Mt. Joy’s concerts at The Mann doubled as a food drive. Fans donated roughly 3,000 pounds of food

Sharing Excess collected roughly 3,000 pounds of food donations outside of The Mann Center during Mt. Joy’s two shows over the weekend.

The Philadelphia-based nonprofit used the donations to create 2,500 meals that have been distributed to the Sunday Love Project and the Northwest Mutual Aid Collective, two organizations fighting food insecurity throughout the city.

Thousands attended the concerts held at the Skyline Stage, including a sold-out first night. Sharing Excess requested fans donate healthy nonperishable items, and they delivered, bringing in lots of soup, granola bars, pasta, as well as capers.

“Someone, I guess, had a lot of capers in their shelves,” Sharing Excess director Evan Ehlers said. “But, hey, we love it. We love all different kinds of food, and so do the communities that we serve. So we were able to get a lot of really good shelf stable items that were perfect for the organizations that feed families that are looking for those types of food.”

Sharing Excess accepted food donations outside of The Mann Center on Aug. 12 and 13 ahead of Mt. Joy’s two-night stint at the venue. (Credit Cory Sharber/WHYY)

Mt. Joy thanked the nonprofit for their efforts to fight food insecurity from the stage during their second night of homecoming shows. Ehlers said seeing the band happy to work with Sharing Excess “meant the world to us as well.”

“The way that they put it, which I love, is how this is not only an opportunity for them to play a great set, but also an opportunity for them to give back to the city that they’re playing in, but most importantly, the city that they came from and one that they obviously care very deeply about,” Ehlers said.

This was the first time Sharing Excess partnered with an artist to do a direct food drive outside of the venue.

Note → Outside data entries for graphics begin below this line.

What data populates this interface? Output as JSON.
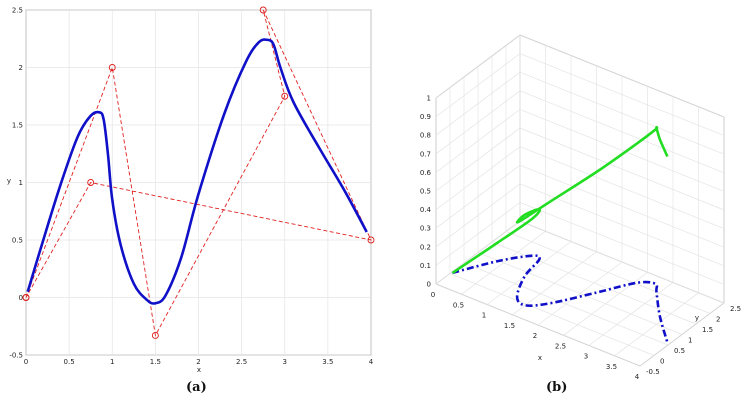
{
  "captions": {
    "a": "(a)",
    "b": "(b)"
  },
  "colors": {
    "curve": "#1010c8",
    "control": "#e02020",
    "green": "#22dd22",
    "grid": "#e4e4e4"
  },
  "chart_data": [
    {
      "type": "line",
      "panel": "a",
      "xlabel": "x",
      "ylabel": "y",
      "xlim": [
        0,
        4
      ],
      "ylim": [
        -0.5,
        2.5
      ],
      "xticks": [
        0,
        0.5,
        1,
        1.5,
        2,
        2.5,
        3,
        3.5,
        4
      ],
      "yticks": [
        -0.5,
        0,
        0.5,
        1,
        1.5,
        2,
        2.5
      ],
      "grid": true,
      "series": [
        {
          "style": "solid-blue",
          "x": [
            0.02,
            0.2,
            0.4,
            0.6,
            0.75,
            0.85,
            0.9,
            0.95,
            1.0,
            1.1,
            1.25,
            1.4,
            1.5,
            1.62,
            1.8,
            2.0,
            2.3,
            2.55,
            2.7,
            2.8,
            2.87,
            2.95,
            3.1,
            3.4,
            3.7,
            3.95
          ],
          "y": [
            0.05,
            0.5,
            0.98,
            1.4,
            1.58,
            1.61,
            1.55,
            1.25,
            0.85,
            0.45,
            0.12,
            -0.02,
            -0.05,
            0.02,
            0.35,
            0.9,
            1.6,
            2.05,
            2.22,
            2.24,
            2.2,
            2.0,
            1.7,
            1.3,
            0.92,
            0.57
          ]
        },
        {
          "style": "dashed-red-circles",
          "x": [
            0,
            1,
            1.5,
            3,
            2.75,
            4,
            0.75,
            0
          ],
          "y": [
            0,
            2,
            -0.33,
            1.75,
            2.5,
            0.5,
            1,
            0
          ]
        }
      ]
    },
    {
      "type": "line3d",
      "panel": "b",
      "xlabel": "x",
      "ylabel": "y",
      "xlim": [
        0,
        4
      ],
      "ylim": [
        -0.5,
        2.5
      ],
      "zlim": [
        0,
        1
      ],
      "xticks": [
        0,
        0.5,
        1,
        1.5,
        2,
        2.5,
        3,
        3.5,
        4
      ],
      "yticks": [
        -0.5,
        0,
        0.5,
        1,
        1.5,
        2,
        2.5
      ],
      "zticks": [
        0,
        0.1,
        0.2,
        0.3,
        0.4,
        0.5,
        0.6,
        0.7,
        0.8,
        0.9,
        1
      ],
      "grid": true,
      "series": [
        {
          "style": "solid-green",
          "x": [
            0.02,
            0.4,
            0.75,
            0.9,
            1.0,
            1.25,
            1.5,
            1.8,
            2.2,
            2.55,
            2.8,
            2.95,
            3.4,
            3.95
          ],
          "y": [
            0.05,
            0.98,
            1.58,
            1.55,
            0.85,
            0.12,
            -0.05,
            0.35,
            1.25,
            2.05,
            2.24,
            2.0,
            1.3,
            0.57
          ],
          "z": [
            0,
            0.1,
            0.2,
            0.27,
            0.33,
            0.4,
            0.47,
            0.55,
            0.65,
            0.75,
            0.83,
            0.88,
            0.95,
            1.0
          ]
        },
        {
          "style": "dashdot-blue",
          "x": [
            0.02,
            0.4,
            0.75,
            0.9,
            1.0,
            1.25,
            1.5,
            1.8,
            2.2,
            2.55,
            2.8,
            2.95,
            3.4,
            3.95
          ],
          "y": [
            0.05,
            0.98,
            1.58,
            1.55,
            0.85,
            0.12,
            -0.05,
            0.35,
            1.25,
            2.05,
            2.24,
            2.0,
            1.3,
            0.57
          ],
          "z": [
            0,
            0,
            0,
            0,
            0,
            0,
            0,
            0,
            0,
            0,
            0,
            0,
            0,
            0
          ]
        }
      ]
    }
  ]
}
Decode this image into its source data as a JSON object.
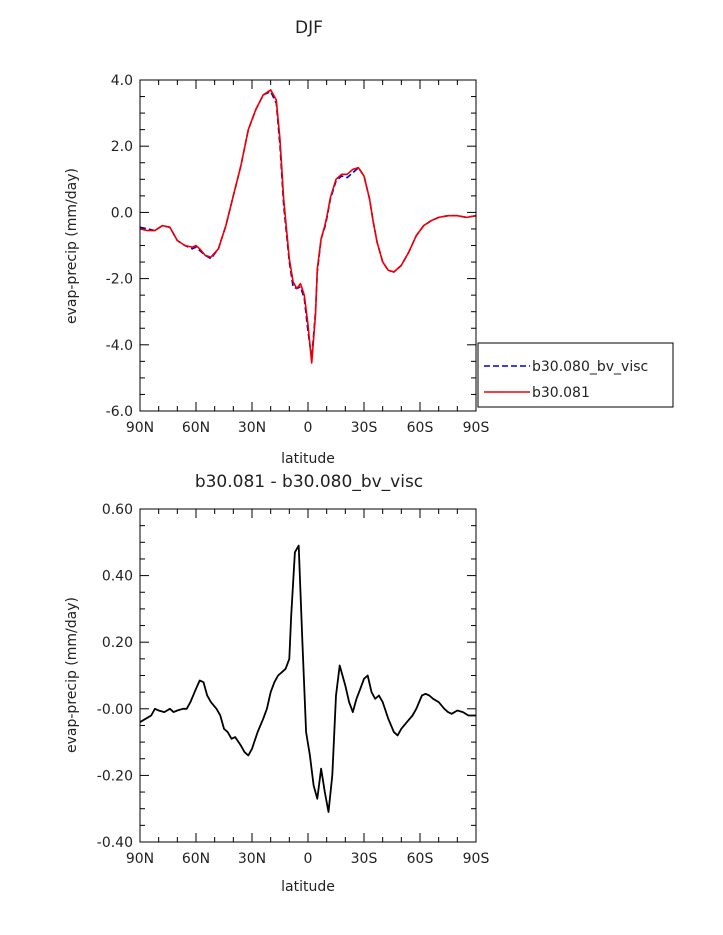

Ehlers said they’ll be working with as many artists as they can to host more of these down the line.

“Music speaks to the soul and so does food,” Ehlers said. “And if there’s a way for us to mesh those two passions of both our team and the communities that we serve, we really see that as a symbiotic mission to not only help get more food into the hands of people who need it, but also spread the awareness that there are organizations that you can support in the same way that you come out to show love for the music that you enjoy.”


The nonprofit, which started on Drexel University’s campus in 2018 and has since grown to a nationwide operation, redistributes over 250,000 pounds of food a week.